City only emerged as a possibility recently. Its interest in MLS first was reported in November, and Ferran Soriano, the freshly-minted CEO of New York City FC, admitted the deal had only been in the works for nine months. Yet the club had been sowing goodwill on American soil for some time. Since an Abu Dhabi ownership group took control of City in 2008, the English club has set down roots in America, building fields in major cities and doing outreach through a grassroots soccer program in New York.

This isn’t the first time a major international soccer club has bought into MLS. Chivas Guadalajara opened Chivas USA in 2005. The experiment has been a disaster, and there is talk of the franchise being sold and moved. Yet both sides on Tuesday proclaimed optimism.

“We believe in soccer in the United States,” Soriano said. “The main opportunity comes from the fact that there are quality fans in the US who are looking for high-quality football. This isn’t as much about Manchester City. We want to develop a winning football team.”

Added Randy Levine, club president of the Yankees: “We’ve been approached a lot about investing in various soccer clubs and never did because we never thought it was worth it. We only work with quality people and brands that stand up to ours, and Manchester City is one of those. We feel this is a good opportunity and a wise investment.”

The announcement is also a blow to the revived New York Cosmos. Several potential ownership groups, including the New York Mets, had jostled for position to operate a team in New York City, but it long had been thought that the revived Cosmos, spearheaded by English businessman Paul Kemsley, were on an inside track. Cosmos icons Pele and Carlos Alberto were engaged to act as figureheads, and the new Cosmos have poured money into the franchise.

But there proved to be little substance underpinning all the hoopla — an expensive advertising campaign including billboards in Times Square; big-name front-office hires; promises of world domination — and the Saudi ownership group that actually owned the team grew fed up. They pulled the plug and started over with a more sensible approach, instead aiming for a shiny stadium and commercial success within the confines of the second-tier NASL — a new version of the 1970s-80s league.

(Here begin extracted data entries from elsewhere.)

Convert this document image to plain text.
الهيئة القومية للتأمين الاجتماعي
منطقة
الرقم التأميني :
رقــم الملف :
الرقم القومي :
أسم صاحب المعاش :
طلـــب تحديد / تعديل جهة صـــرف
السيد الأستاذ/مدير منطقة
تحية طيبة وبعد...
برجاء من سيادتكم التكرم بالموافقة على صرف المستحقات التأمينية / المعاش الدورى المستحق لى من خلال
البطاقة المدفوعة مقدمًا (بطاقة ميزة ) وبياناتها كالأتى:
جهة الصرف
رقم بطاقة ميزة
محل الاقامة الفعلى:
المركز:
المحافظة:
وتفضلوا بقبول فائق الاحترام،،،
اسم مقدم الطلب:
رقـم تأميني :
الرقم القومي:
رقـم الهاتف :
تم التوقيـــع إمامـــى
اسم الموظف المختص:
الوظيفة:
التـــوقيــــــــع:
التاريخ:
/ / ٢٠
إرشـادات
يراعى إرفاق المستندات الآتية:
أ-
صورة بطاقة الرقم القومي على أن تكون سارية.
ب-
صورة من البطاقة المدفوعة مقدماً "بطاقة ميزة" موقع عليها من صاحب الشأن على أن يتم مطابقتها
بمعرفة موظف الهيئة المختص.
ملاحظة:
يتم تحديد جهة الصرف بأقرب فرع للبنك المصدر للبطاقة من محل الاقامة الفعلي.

The wisdom of City’s investment remains to be seen. Red Bull, the Austrian energy drinks giant, bought an MLS club for name recognition. In spite of being one of MLS’s 10 original teams remaining from its 1996 kickoff (it previously was known as the MetroStars), RBNY has had little on-filed success and market traction. In fairness, the Red Bull logo is splashed across national television and in local sports pages several times per week.

“We are supportive of MLS expansion, as it illustrates the growing interest of soccer in North America,” New York Red Bulls general manager Jérôme de Bontin said in an official statement on Tuesday. “We are committed to continue to build an organization that is the flagship club for Major League Soccer around the world and a club that soccer fans across the region can be proud to support.”

There is a sticking point for NYC FC: the lack of a finalized stadium plan. Garber has stated repeatedly that any new club would need to have a venue — or at least the funding and construction approval thereof — in place before a club could be allocated. While the Yankees and City surely have the spare funds to build a facility with a nine-figure price tag, no lot has yet been allocated. Flushing Meadows Corona Park in Queens was named in the news release, but no deal is done. That means that, in the interim, NYC FC will play in a “temporary venue.”

One can’t help but wonder if the Cosmos played a part in the 20th franchise endgame after all. They will kick off their inaugural season later this summer and have a stadium proposal in place for a gleaming new complex in Belmont Park — which is also in Queens. If MLS’s announcement feels a tad rushed, it might have been timed to preempt any momentum built by the Cosmos. That club isn’t shy about stating that it would like to compete with MLS. It remains to be seen if it is the true new rival to NYC FC.